Godavarthi Deepthi, A Mary Sowjanya
Dept. of CSSE, Andhra University College of Engineering (A), Visakhapatnam, AP, India.
Mater Today Proc. 2021 Feb 28. doi: 10.1016/j.matpr.2021.01.480.
Covid 19 pandemic has placed the entire world in a precarious condition. Earlier it was a serious issue in china whereas now it is being witnessed by citizens all over the world. Scientists are working hard to find treatment and vaccines for the coronavirus, also termed as covid. With the growing literature, it has become a major challenge for the medical community to find answers to questions related to covid-19. We have proposed a machine learning-based system that uses text classification applications of NLP to extract information from the scientific literature. Classification of large textual data makes the searching process easier thus useful for scientists. The main aim of our system is to classify the abstracts related to covid with their respective journals so that a researcher can refer to articles of his interest from the required journals instead of searching all the articles. In this paper, we describe our methodology needed to build such a system. Our system experiments on the COVID-19 open research dataset and the performance is evaluated using classifiers like KNN, MLP, etc. An explainer was also built using XGBoost to show the model predictions.
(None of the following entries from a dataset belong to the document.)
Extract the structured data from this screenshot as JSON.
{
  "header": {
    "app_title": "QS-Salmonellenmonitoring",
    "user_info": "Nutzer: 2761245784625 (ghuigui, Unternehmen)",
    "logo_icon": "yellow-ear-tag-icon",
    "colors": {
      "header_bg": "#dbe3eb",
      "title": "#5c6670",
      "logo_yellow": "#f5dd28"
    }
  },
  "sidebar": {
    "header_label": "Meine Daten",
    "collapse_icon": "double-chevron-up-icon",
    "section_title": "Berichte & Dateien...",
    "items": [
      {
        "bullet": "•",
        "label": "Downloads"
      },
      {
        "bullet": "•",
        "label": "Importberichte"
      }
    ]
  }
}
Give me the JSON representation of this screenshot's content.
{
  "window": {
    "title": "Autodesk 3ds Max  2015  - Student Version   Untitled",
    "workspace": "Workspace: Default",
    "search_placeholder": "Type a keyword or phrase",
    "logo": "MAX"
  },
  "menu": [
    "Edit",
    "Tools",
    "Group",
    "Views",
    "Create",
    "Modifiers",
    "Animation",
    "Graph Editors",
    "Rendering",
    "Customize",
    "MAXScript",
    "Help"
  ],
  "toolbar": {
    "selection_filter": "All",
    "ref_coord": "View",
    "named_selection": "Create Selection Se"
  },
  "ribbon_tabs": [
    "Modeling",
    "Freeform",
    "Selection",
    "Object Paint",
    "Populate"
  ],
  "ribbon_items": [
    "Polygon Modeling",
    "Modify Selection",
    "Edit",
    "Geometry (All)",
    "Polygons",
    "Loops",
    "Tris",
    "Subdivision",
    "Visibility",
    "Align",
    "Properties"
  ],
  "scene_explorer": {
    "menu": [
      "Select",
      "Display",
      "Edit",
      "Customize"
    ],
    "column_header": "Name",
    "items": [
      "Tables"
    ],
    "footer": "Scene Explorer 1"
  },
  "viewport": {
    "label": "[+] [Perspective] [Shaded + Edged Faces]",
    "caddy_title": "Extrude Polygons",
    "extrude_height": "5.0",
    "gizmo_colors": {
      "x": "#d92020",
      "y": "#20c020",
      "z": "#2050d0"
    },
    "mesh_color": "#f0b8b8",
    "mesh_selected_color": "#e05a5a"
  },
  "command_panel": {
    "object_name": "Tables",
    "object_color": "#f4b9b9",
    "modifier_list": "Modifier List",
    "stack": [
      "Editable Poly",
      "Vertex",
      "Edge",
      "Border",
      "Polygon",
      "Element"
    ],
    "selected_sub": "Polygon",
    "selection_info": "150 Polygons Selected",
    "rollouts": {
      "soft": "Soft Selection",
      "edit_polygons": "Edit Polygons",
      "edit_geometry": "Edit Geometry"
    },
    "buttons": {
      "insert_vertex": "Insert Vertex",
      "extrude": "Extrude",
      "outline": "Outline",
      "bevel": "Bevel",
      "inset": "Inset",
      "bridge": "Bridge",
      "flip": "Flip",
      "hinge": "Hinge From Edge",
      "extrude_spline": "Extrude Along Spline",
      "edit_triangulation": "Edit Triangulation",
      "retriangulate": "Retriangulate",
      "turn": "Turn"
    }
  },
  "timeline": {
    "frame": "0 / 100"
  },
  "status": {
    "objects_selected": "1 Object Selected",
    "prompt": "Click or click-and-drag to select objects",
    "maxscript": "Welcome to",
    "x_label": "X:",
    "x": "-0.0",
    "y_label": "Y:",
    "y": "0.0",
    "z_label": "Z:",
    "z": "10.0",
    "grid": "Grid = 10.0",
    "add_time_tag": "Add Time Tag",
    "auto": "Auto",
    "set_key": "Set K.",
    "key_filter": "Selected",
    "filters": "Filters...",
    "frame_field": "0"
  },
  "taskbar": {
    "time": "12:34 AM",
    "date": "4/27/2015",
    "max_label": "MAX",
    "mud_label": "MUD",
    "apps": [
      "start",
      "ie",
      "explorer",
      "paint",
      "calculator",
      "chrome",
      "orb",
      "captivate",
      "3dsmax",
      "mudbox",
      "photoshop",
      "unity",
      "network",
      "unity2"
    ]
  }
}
新冠疫情使整个世界陷入了不稳定状态。早些时候,这在中国是一个严重问题,而现在全世界的公民都见证着它。科学家们正在努力寻找针对冠状病毒(也称为新冠病毒)的治疗方法和疫苗。随着文献的不断增加,医学界要找到与新冠病毒相关问题的答案已成为一项重大挑战。我们提出了一种基于机器学习的系统,该系统使用自然语言处理的文本分类应用从科学文献中提取信息。对大量文本数据进行分类使搜索过程更加容易,因此对科学家很有用。我们系统的主要目标是将与新冠病毒相关的摘要及其各自的期刊进行分类,以便研究人员可以从所需期刊中查阅他感兴趣的文章,而不必搜索所有文章。在本文中,我们描述了构建这样一个系统所需的方法。我们的系统在新冠病毒开放研究数据集上进行实验,并使用KNN、MLP等分类器评估性能。还使用XGBoost构建了一个解释器来展示模型预测。